限界があるとおっしゃってますが,多分記者さんはその理由をきかれたら答えられないとおもいます。私は基本的にバイナリ的な意味合いでは理論的に完全に読めているケースがほとんどだと思っています。
ただし,CDに記録されたピットの品質でもジッターカウンタというのがあるそうで,ディスク毎にジッター値は異なるようです。その意味で厳密な意味では各CD毎にデータの状態は異なるようです。

>もちろん、パソコンにて一般的に行なわれているリッピング作業のような48倍速などの高速読出しは行なわず、等倍速以下まで効率は落されるが……。

多分リッピングソフトをあれこれ試したことがないんだろうとおもいます。もしくは,ものすごい古いCDRドライブを使用してリッピングしているとか…。でも等倍以下で読み取るなんて昨今聞いたことがありません。そもそもそんな古いドライブ使ってしまうと,レーザーピックアップが大抵へたってしまって初期性能から明らかに劣る状態になっているはずです。
まぁ,そもそも主語が抜けているので,雑誌媒体にあるまじき悪文といわれても仕方がないかもしれませんが。

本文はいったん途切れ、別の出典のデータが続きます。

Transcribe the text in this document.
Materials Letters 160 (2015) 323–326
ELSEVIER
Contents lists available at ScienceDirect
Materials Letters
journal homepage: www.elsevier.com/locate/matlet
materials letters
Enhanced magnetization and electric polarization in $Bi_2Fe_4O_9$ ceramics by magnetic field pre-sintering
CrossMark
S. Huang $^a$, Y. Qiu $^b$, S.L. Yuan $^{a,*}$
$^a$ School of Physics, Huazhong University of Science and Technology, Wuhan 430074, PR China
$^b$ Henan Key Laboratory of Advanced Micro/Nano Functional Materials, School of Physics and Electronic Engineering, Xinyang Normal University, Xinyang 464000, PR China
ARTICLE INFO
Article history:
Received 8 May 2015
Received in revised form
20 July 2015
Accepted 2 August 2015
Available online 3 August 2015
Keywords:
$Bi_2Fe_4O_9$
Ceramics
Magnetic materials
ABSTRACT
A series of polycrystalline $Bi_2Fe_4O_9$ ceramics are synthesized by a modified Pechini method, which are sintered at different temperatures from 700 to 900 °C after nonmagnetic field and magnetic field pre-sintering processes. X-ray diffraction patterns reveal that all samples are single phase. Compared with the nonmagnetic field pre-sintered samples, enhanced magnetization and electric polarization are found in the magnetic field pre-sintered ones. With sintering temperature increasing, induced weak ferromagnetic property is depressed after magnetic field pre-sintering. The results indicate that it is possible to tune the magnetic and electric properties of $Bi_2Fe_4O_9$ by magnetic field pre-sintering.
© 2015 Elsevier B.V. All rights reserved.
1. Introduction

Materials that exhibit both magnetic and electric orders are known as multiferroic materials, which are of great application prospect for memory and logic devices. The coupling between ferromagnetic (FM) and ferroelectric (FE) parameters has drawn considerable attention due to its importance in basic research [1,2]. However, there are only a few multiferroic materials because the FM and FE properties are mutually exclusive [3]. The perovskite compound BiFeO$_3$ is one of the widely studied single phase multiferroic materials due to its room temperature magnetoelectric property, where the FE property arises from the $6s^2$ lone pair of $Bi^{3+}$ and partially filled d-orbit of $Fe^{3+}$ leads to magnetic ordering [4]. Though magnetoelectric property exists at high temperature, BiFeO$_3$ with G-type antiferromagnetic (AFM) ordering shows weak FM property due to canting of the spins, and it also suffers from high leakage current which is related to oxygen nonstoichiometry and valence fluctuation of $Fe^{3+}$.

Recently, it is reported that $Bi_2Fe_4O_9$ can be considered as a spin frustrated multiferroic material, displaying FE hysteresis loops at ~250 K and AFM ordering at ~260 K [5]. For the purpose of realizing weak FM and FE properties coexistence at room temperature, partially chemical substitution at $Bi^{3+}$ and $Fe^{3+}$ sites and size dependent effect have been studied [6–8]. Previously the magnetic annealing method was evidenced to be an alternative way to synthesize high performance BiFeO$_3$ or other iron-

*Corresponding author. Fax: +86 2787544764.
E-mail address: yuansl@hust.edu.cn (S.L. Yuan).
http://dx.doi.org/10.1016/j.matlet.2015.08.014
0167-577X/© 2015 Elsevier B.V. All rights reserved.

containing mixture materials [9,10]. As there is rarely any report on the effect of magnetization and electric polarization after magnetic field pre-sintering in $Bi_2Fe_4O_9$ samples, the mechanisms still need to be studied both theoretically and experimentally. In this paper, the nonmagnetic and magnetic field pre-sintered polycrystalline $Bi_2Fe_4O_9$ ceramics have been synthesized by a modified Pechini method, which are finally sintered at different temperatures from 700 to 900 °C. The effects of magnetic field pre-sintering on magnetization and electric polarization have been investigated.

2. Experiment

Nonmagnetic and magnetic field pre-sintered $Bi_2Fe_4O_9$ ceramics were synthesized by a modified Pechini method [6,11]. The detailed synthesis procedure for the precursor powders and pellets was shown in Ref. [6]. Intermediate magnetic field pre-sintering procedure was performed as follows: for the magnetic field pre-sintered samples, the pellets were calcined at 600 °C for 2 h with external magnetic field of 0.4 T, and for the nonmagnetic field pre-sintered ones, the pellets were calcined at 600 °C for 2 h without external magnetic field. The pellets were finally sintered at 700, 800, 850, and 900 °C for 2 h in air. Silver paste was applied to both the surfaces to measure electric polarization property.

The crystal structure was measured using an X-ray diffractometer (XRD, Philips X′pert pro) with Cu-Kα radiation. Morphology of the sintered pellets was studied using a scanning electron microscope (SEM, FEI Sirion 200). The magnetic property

>また、そうしたアプリケーションを使って音楽CDからパソコンのハードディスクあるいはNASにデータをコピーする作業は、これまで一般的に行なわれてきたそれとは違い、ドライブの速度とはほぼ関係なく、相応の時間が必要であることを了解しておかなければならない。それは、CDのピットをもれなく救い上げようという意図からくるものであり、一定範囲に収まるまで、トレース作業が繰り返されるためである。

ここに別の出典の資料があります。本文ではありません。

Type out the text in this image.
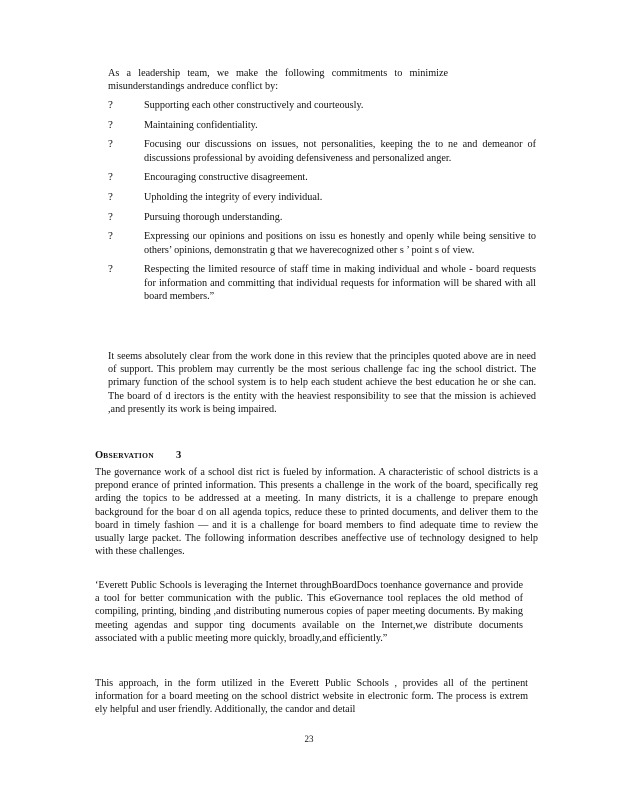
As a leadership team, we make the following commitments to minimize misunderstandings andreduce conflict by:
?	Supporting each other constructively and courteously.
?	Maintaining confidentiality.
?	Focusing our discussions on issues, not personalities, keeping the to ne and demeanor of discussions professional by avoiding defensiveness and personalized anger.
?	Encouraging constructive disagreement.
?	Upholding the integrity of every individual.
?	Pursuing thorough understanding.
?	Expressing our opinions and positions on issu es honestly and openly while being sensitive to others’ opinions, demonstratin g that we haverecognized other s ’ point s of view.
?	Respecting the limited resource of staff time in making individual and whole - board requests for information and committing that individual requests for information will be shared with all board members.”
It seems absolutely clear from the work done in this review that the principles quoted above are in need of support. This problem may currently be the most serious challenge fac ing the school district. The primary function of the school system is to help each student achieve the best education he or she can. The board of d irectors is the entity with the heaviest responsibility to see that the mission is achieved ,and presently its work is being impaired.
OBSERVATION 3
The governance work of a school dist rict is fueled by information. A characteristic of school districts is a prepond erance of printed information. This presents a challenge in the work of the board, specifically reg arding the topics to be addressed at a meeting. In many districts, it is a challenge to prepare enough background for the boar d on all agenda topics, reduce these to printed documents, and deliver them to the board in timely fashion — and it is a challenge for board members to find adequate time to review the usually large packet. The following information describes aneffective use of technology designed to help with these challenges.
‘Everett Public Schools is leveraging the Internet throughBoardDocs toenhance governance and provide a tool for better communication with the public. This eGovernance tool replaces the old method of compiling, printing, binding ,and distributing numerous copies of paper meeting documents. By making meeting agendas and suppor ting documents available on the Internet,we distribute documents associated with a public meeting more quickly, broadly,and efficiently.”
This approach, in the form utilized in the Everett Public Schools , provides all of the pertinent information for a board meeting on the school district website in electronic form. The process is extrem ely helpful and user friendly. Additionally, the candor and detail
23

これ自体はあってますが,前述の内容とかぶっていてやはり記事としてはあんまり美しくないですね。あと,相応の時間と書いているあたりで,多分LINNの人から時間かかるといわれたのをそのまま書いているだけでしょう。
試しに手持ちのCDをEACのもっとも厳しいモードでリッピングしてみました。バースト取り込み(もっとも高速)で18倍速,セキュア取り込み(EACが推奨する取り込み)で5.2倍速でした。使用したドライブはPlextorのPremiumです。今はPremium2というもっと優れたドライブがあります。
さて,「相応の時間」ってどのくらいなんでしょうねぇ^^;

以上,いろいろとつっこみどころのある記事でした。まぁ,検証する時間もないんでしょうし,全部メーカーの方とか代理店の方が言ったことを伝えているだけなのでしょう。代理店の方はもう少し特集記事の内容のチェックをされた方がいいように思います。ブランドイメージって大事ですからね。